Drainage resistance $R_a$ obtained by COMSOL simulations of hexagonal arrays as in Figure 6. (a) $R_a$ as a function of bleb spacing $d_a$. The bleb radius is constant $r_b=30 \mathsf{\mu }\mathrm{m}$. The curve reaches the value of $1.5 \mathrm{mmHg}\frac{\min }{\mathsf{\mu }\mathrm{L}}$ for large separations, which is consistent with Equation (13) for free blebs. (b) $R_a$ as a function of bleb radius $r_b$. The bleb spacing is constant at $d_a=300 \mathsf{\mu }\mathrm{m}$. For bleb radii $r_b>30 \mathsf{\mu }\mathrm{m}$, the curve terminates in a constant value corresponding to the drainage resistance of a shallow macrobleb of $12.6\times 5.2{ \mathrm{mm}}^2$ surface area.

Figure 8

$IO{P}_{AS}$ as a function of microbleb radius $r_b$. The bleb separation is $d_a=300 \mathsf{\mu }\mathrm{m}$ corresponding to the geometric period in the current honeycomb design.

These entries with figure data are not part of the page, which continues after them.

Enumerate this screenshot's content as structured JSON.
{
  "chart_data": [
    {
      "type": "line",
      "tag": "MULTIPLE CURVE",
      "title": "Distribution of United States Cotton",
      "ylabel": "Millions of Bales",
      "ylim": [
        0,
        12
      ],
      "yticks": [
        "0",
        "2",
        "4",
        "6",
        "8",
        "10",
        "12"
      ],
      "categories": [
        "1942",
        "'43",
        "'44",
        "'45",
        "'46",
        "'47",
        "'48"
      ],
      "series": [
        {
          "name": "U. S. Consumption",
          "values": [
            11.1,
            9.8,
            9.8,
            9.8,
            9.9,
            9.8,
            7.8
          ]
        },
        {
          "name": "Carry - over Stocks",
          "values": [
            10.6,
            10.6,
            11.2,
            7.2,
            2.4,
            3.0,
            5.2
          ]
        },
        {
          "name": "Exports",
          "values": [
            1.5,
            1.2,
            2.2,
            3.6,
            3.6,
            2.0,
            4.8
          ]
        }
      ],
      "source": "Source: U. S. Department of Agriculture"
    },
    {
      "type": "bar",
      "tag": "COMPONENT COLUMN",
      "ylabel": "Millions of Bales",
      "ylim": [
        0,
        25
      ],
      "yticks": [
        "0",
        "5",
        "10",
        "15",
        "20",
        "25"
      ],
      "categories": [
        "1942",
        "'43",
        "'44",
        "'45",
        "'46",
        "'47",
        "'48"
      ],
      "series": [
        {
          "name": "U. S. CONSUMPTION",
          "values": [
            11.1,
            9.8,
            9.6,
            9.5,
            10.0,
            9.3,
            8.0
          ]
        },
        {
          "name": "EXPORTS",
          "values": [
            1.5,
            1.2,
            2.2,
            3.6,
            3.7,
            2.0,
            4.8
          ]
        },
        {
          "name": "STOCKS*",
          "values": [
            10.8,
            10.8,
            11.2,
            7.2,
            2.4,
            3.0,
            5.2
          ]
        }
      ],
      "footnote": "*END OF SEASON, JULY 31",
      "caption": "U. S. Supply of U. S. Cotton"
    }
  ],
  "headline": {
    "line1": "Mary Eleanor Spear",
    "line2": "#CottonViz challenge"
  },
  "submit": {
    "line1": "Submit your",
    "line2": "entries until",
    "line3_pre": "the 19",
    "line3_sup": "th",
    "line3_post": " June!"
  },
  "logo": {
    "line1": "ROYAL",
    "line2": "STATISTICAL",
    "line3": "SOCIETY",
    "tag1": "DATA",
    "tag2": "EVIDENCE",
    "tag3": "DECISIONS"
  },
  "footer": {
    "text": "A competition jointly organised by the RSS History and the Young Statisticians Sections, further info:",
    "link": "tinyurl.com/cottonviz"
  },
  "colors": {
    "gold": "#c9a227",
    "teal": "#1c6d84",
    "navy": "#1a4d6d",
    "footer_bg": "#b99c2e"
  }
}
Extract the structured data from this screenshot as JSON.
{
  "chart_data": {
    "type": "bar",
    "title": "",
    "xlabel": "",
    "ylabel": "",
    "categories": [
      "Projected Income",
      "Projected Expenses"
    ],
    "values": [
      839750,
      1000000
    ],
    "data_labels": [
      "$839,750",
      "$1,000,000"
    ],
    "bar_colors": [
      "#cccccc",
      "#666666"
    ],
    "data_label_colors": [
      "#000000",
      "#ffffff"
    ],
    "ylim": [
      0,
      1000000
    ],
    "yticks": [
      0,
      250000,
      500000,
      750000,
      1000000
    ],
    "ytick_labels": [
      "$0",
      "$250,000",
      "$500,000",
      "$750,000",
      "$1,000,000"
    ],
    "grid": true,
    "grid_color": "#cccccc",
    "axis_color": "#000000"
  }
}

The numbers in the boxes are the IOP values before surgery in units of $\mathrm{mmHg}$. The curves were calculated using Equation (16) and $\dot{Q}.$ $IO{P}_{AS}$ ranges from $12$ and $15 \mathrm{mmHg}$ for bleb radii greater than $30 \mathsf{\mu }\mathrm{m}$. The green shaded area corresponds to the $IO{P}_{AS}$ for AH production rate varying between $1.5$ and $3.0 \mathsf{\mu }\mathrm{L}/\min$ and an IOP before surgery of $25 \mathrm{mmHg}$. The green shaded area demonstrates that the IOP is within a healthy range even with daily fluctuating production rates [4].